The ancient village fortress of Purne


Despite the remoteness of the area, there is much activity allong the Tsarap Chu, and many old villages where you can spend the night, and re-stock with supplies.

Matt Tidy approaching the Zanskar Gorge.

Below Padum the Tsarap flows in the Zanskar River, and after passing through a long open valley, drops into the Zansakr Gorge.




The Zanskar Gorge.




After the Zanskar joins the Indus, it is time to get back on the road, and try and hitch back to Leh.


Sometime getting to and from the river with your boat can be more of an adventure than the paddling itself.




The joys of travelling with with a kayak. Babu and Salabh load the boats onto a local school bus.




The road back to Leh. 13 kayaks and 11 people in one car!





Matt Tidy and Babu Sunuwar riding in the back of a truck.




After weeks in the barren mountains it is great to return to the Lush oasis of Leh.




Leh

3 comments:

ritchie said...

wow!! some really outstanding photos there sam, just wondering what type of camera and lenses your generally using??

Sam Hughes said...

Hei Ritchie,

Thanks.
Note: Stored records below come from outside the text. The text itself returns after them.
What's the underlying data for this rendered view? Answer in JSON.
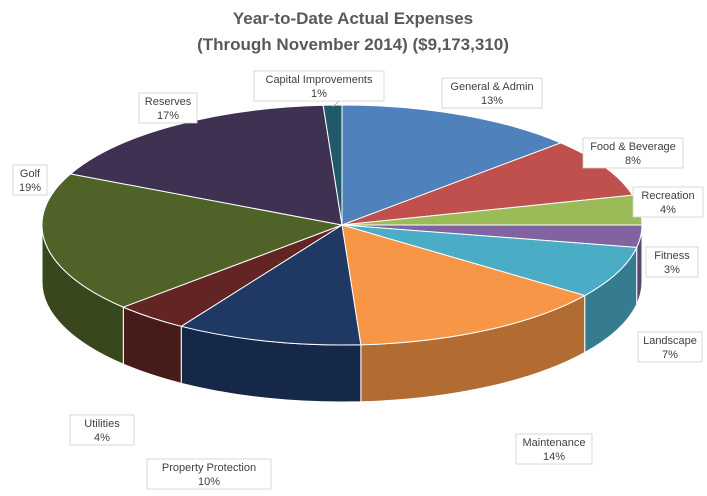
{
  "chart_data": {
    "type": "pie",
    "title": "Year-to-Date Actual Expenses",
    "subtitle": "(Through November 2014) ($9,173,310)",
    "legend": "none",
    "slices": [
      {
        "label": "General & Admin",
        "pct_label": "13%",
        "value": 13,
        "color": "#4f81bd"
      },
      {
        "label": "Food & Beverage",
        "pct_label": "8%",
        "value": 8,
        "color": "#c0504d"
      },
      {
        "label": "Recreation",
        "pct_label": "4%",
        "value": 4,
        "color": "#9bbb59"
      },
      {
        "label": "Fitness",
        "pct_label": "3%",
        "value": 3,
        "color": "#8064a2"
      },
      {
        "label": "Landscape",
        "pct_label": "7%",
        "value": 7,
        "color": "#4bacc6"
      },
      {
        "label": "Maintenance",
        "pct_label": "14%",
        "value": 14,
        "color": "#f79646"
      },
      {
        "label": "Property Protection",
        "pct_label": "10%",
        "value": 10,
        "color": "#1f3864"
      },
      {
        "label": "Utilities",
        "pct_label": "4%",
        "value": 4,
        "color": "#632523"
      },
      {
        "label": "Golf",
        "pct_label": "19%",
        "value": 19,
        "color": "#4f6228"
      },
      {
        "label": "Reserves",
        "pct_label": "17%",
        "value": 17,
        "color": "#3f3151"
      },
      {
        "label": "Capital Improvements",
        "pct_label": "1%",
        "value": 1,
        "color": "#215968"
      }
    ]
  }
}
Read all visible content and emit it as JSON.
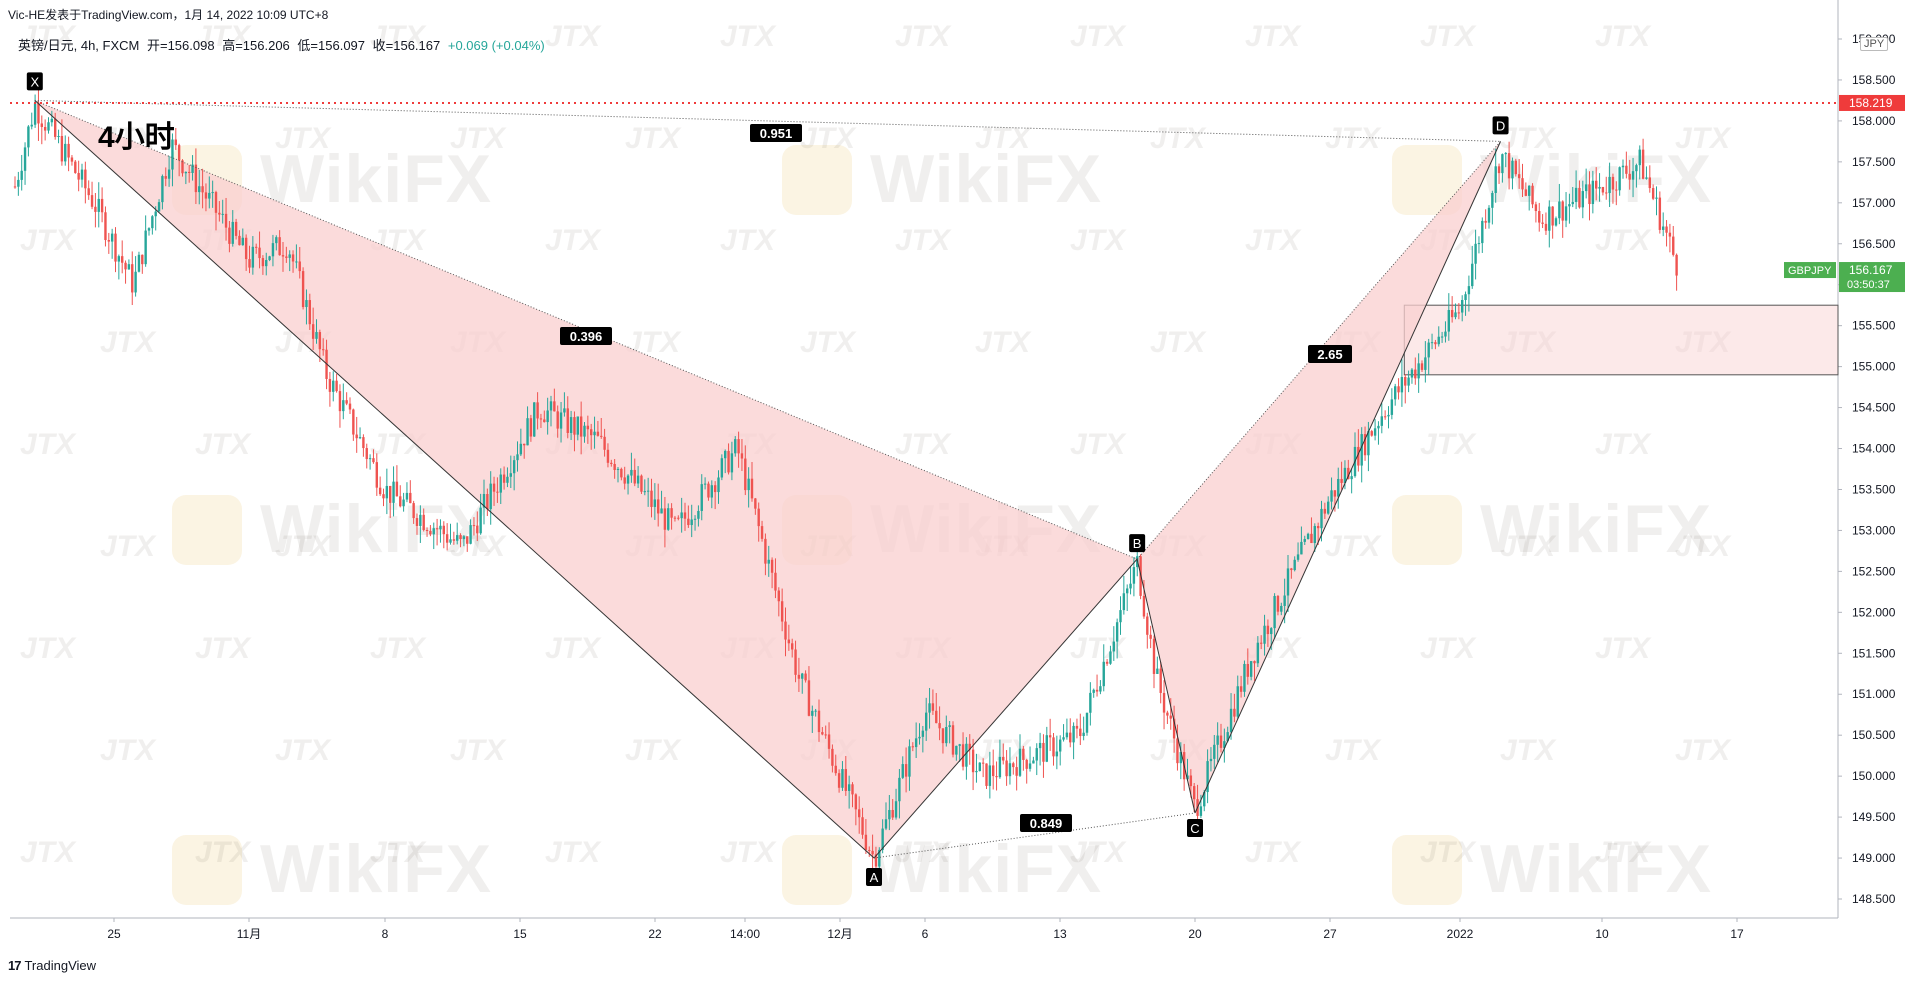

All these images are taken on professional slide film, with a Canon T90 analog camera. The lenses on this trip were a 28mm f2.8, and a 50mm f1.8.

The camera is 23 years old, but a solid camera to travel with, and as it is fully manual, the batteries last 6 months!

Sam

Shalabh said...

Amazing trip, lots of endurance. Respect! For people who can kayak and then carry those kayak across high passes.